Il s’installa sur le divan du psy, lui
raconta ses déboires face à ce silence angoissant ; il étudia la guérison des
blessures intérieures avec Daniel Maurin ; il explora les couloirs de la sophrologie ;
il se plongea sans angoisse dans le monde flouté de l’hypnose et puis, un jour,
il découvrit le chamanisme: il fallait qu’il aille au cœur de cette
culture.
Il partit pour l’Amazonie, explora plusieurs centres de
chamanisme pour finalement s’installer pour un temps in déterminé à Espiritu
…Il parla avec le chamane, longuement, sous le couvert d’une traductrice,
presque une enfant, il parla de ses trente ans de vie au ralenti, de cet oubli
qu’il n’était jamais parvenu à atteindre.
Quand je l’ai rencontré, il était toujours
là-bas, ses compagnons du shamanic tour avaient depuis longtemps quitté le
centre, il commençait à peine à se remettre de ses fissures, il avait demandé
un congé sans solde, à durée indéterminée.
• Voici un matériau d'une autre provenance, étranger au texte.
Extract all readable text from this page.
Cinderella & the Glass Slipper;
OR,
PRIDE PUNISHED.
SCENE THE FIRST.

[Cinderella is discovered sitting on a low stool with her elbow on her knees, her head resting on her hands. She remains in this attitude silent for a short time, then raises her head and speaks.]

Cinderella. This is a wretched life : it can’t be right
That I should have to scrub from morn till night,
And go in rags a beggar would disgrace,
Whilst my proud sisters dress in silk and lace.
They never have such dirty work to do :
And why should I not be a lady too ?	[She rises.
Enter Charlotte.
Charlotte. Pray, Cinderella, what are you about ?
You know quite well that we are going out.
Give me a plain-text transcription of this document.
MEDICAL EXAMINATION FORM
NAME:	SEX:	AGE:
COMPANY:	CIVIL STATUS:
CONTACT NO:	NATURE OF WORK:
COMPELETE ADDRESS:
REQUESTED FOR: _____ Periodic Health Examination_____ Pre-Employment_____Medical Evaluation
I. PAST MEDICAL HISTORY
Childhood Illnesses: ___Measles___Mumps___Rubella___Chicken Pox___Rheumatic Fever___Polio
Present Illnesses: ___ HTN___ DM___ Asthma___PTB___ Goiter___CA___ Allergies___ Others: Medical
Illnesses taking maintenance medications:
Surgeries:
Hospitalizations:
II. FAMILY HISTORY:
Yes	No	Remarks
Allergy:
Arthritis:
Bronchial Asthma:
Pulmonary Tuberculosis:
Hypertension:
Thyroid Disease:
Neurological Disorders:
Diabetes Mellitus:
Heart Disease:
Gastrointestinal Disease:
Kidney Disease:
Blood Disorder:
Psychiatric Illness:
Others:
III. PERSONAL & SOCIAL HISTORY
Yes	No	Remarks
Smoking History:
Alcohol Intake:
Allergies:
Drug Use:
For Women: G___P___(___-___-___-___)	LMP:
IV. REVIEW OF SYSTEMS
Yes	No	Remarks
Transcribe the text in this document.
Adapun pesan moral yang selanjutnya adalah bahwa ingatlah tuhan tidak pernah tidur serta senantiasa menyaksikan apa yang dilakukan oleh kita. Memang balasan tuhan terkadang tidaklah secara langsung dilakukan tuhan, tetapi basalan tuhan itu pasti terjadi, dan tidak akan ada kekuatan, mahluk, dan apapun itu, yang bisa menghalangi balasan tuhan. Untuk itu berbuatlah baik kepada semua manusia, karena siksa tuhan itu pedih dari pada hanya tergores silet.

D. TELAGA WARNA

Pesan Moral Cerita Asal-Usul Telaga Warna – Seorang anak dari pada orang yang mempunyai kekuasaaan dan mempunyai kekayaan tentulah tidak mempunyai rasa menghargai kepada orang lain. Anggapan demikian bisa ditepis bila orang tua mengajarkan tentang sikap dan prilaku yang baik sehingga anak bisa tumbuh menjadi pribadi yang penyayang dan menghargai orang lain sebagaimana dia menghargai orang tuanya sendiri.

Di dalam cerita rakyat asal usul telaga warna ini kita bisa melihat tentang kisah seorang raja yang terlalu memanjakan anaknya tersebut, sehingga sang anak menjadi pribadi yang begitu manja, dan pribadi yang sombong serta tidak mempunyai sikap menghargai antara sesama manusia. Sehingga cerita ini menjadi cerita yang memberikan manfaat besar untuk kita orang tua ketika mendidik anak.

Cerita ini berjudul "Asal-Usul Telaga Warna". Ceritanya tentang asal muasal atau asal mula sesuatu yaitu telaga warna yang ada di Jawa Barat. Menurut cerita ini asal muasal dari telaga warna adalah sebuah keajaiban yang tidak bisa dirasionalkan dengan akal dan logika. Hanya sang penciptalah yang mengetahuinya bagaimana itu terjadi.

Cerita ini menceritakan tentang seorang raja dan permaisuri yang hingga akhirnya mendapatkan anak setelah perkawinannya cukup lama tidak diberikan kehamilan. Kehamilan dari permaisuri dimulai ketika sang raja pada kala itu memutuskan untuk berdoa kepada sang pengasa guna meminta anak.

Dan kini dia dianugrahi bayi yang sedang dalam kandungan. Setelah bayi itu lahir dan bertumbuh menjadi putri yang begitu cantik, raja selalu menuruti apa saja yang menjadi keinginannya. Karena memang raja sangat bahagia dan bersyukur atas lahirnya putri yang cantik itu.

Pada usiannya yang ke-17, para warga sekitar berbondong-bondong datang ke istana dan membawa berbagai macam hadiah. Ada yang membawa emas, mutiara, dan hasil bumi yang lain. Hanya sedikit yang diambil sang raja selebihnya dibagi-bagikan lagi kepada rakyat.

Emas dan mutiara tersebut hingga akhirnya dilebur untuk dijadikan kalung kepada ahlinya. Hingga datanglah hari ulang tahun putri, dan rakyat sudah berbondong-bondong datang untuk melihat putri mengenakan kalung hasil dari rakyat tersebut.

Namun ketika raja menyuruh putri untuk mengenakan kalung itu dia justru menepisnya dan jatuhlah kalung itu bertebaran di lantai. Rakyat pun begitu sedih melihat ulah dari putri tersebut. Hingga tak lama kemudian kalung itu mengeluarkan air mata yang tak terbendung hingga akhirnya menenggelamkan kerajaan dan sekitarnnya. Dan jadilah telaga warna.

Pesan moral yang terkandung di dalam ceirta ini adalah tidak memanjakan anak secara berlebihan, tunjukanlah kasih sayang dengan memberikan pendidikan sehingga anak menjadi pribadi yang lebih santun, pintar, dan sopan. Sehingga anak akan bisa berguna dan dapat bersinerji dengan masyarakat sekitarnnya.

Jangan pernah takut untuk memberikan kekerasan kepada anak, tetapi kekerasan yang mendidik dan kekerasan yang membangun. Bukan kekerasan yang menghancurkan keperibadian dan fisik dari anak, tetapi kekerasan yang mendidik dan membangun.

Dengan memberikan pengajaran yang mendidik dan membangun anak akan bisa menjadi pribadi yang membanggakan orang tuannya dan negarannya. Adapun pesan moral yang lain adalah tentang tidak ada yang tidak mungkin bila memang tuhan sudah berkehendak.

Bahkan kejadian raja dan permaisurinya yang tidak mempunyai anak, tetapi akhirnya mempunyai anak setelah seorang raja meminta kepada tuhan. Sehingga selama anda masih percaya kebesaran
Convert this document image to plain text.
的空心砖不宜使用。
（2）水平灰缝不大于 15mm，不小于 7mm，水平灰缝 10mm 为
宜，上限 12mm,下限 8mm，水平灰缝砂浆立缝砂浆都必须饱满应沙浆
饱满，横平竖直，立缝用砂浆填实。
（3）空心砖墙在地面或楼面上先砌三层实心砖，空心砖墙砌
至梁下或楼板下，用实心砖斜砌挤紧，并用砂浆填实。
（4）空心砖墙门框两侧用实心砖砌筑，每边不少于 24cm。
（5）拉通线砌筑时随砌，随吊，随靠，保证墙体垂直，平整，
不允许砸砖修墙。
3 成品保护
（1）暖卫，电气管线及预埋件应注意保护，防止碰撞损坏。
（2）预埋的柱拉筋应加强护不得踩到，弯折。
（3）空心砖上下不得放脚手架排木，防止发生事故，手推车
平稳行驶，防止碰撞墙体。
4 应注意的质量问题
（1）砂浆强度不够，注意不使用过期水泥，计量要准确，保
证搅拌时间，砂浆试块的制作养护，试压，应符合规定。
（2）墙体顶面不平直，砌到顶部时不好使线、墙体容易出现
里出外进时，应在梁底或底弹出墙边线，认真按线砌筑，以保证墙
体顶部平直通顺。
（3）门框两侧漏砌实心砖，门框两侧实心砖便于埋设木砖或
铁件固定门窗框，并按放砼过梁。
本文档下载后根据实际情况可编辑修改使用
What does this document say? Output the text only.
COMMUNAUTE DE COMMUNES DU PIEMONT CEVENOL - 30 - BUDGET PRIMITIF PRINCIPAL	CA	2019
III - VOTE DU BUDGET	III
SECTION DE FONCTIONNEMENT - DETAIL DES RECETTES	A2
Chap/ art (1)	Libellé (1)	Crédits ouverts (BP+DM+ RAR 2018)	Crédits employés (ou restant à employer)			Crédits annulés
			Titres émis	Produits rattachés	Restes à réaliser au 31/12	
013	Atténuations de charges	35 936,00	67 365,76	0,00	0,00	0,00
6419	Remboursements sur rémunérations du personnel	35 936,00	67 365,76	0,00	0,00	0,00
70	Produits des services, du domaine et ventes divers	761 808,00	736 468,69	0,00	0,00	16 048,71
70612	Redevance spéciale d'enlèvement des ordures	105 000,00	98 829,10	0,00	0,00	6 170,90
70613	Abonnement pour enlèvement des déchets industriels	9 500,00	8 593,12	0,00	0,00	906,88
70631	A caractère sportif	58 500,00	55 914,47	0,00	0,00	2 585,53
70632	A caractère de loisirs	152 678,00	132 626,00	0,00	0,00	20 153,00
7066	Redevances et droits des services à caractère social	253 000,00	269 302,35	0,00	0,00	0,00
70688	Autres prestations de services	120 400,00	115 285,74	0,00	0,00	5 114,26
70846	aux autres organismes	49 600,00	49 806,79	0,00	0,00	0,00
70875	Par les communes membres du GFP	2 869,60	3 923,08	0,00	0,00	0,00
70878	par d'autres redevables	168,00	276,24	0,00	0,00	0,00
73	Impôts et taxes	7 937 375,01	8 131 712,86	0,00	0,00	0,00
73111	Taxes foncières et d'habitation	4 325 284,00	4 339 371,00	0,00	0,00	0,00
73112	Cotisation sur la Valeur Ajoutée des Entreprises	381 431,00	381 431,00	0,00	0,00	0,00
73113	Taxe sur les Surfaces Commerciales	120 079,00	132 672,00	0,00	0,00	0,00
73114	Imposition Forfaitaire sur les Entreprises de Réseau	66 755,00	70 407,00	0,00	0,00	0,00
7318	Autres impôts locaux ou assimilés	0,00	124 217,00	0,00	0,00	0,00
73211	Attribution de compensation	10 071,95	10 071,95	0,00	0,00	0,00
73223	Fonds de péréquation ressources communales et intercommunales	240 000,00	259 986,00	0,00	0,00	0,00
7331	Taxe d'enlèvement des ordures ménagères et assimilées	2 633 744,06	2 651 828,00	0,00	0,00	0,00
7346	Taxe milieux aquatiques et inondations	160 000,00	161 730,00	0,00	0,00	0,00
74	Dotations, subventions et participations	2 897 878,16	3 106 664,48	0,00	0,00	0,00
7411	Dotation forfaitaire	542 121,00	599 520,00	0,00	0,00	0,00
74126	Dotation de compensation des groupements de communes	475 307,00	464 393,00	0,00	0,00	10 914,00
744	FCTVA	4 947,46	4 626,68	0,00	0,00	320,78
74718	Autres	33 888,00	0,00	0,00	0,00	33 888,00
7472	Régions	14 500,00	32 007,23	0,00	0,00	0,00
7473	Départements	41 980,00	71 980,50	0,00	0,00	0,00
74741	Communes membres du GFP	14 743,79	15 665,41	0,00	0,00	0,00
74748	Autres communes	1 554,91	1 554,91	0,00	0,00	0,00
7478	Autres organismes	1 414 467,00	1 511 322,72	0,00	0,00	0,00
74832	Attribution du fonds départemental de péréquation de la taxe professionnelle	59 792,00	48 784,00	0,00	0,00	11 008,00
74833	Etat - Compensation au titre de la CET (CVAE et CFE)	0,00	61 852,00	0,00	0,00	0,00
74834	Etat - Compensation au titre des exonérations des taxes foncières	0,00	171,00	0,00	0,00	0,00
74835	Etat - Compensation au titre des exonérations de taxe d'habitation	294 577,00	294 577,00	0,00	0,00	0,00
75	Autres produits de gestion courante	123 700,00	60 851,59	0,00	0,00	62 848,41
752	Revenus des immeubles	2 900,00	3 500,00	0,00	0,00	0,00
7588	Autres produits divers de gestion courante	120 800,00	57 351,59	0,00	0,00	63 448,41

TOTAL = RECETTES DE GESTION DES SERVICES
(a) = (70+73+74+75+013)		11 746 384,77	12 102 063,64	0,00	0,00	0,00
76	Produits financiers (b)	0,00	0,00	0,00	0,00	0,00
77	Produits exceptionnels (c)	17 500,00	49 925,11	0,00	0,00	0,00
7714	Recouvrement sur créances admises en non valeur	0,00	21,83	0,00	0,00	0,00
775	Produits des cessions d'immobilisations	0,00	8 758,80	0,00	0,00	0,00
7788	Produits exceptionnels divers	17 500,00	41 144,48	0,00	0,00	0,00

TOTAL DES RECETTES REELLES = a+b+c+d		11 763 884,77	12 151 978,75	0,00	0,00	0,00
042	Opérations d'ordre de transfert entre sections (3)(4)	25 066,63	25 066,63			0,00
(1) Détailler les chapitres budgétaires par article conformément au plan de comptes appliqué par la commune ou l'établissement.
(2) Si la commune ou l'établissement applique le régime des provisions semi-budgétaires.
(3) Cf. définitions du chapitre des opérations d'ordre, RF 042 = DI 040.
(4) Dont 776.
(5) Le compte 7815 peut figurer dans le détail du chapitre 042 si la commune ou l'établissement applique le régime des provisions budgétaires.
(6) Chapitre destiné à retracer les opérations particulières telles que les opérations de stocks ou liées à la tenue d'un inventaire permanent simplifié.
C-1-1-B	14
Ses employeurs de l’Europe lointaine
n’avaient même pas répondu. Il était prêt à puiser dans ses économies jusqu’au
dernier euro.
Il l’avait entr’aperçue lors d’une
cérémonie de l’ayahuesca. Elvira pour la première fois depuis trente ans lui
avait parlé, il pouvait presque la toucher, il n’en avait nulle envie, de peur
qu’elle s’échappât, il avait enfin osé prononcer son nom
« Bonjour Heinz »
« Bonjour Elvira »
« Tu es venu si loin pour me retrouver
et je suis là
Il faut que tu fasses ton deuil de moi
Je vis dans un autre monde
Je n’ai jamais pu admettre d’être engoncée
dans le tien »
« Pourquoi ne m’as-tu parlé alors ?
J’aurais compris »
« Non, tu ne me voyais pas telle que
j’étais
J’étais incapable de m’attacher à un homme
J’avais trop souffert
Je n’en ai jamais parlé à personne
Si tu m’avais vue telle que j’étais,
dévastée
Tu n’aurais plus pu m’aimer
J’aurais été une souffrance supplémentaire,
bien plus que celle que tu as ressentie
Lorsque j’ai disparu sans prévenir ».
Alors Elvira sourit et lui tendit la main,
il la serra sans frémir, sans verser une larme et pour la première fois, il
éprouva en pensant à elle, une douce sérénité.
Sous l’effet de la drogue, dans la cabane
perdue au milieu de la jungle, cette nuit-là, il dormit sans rêve ni cauchemar.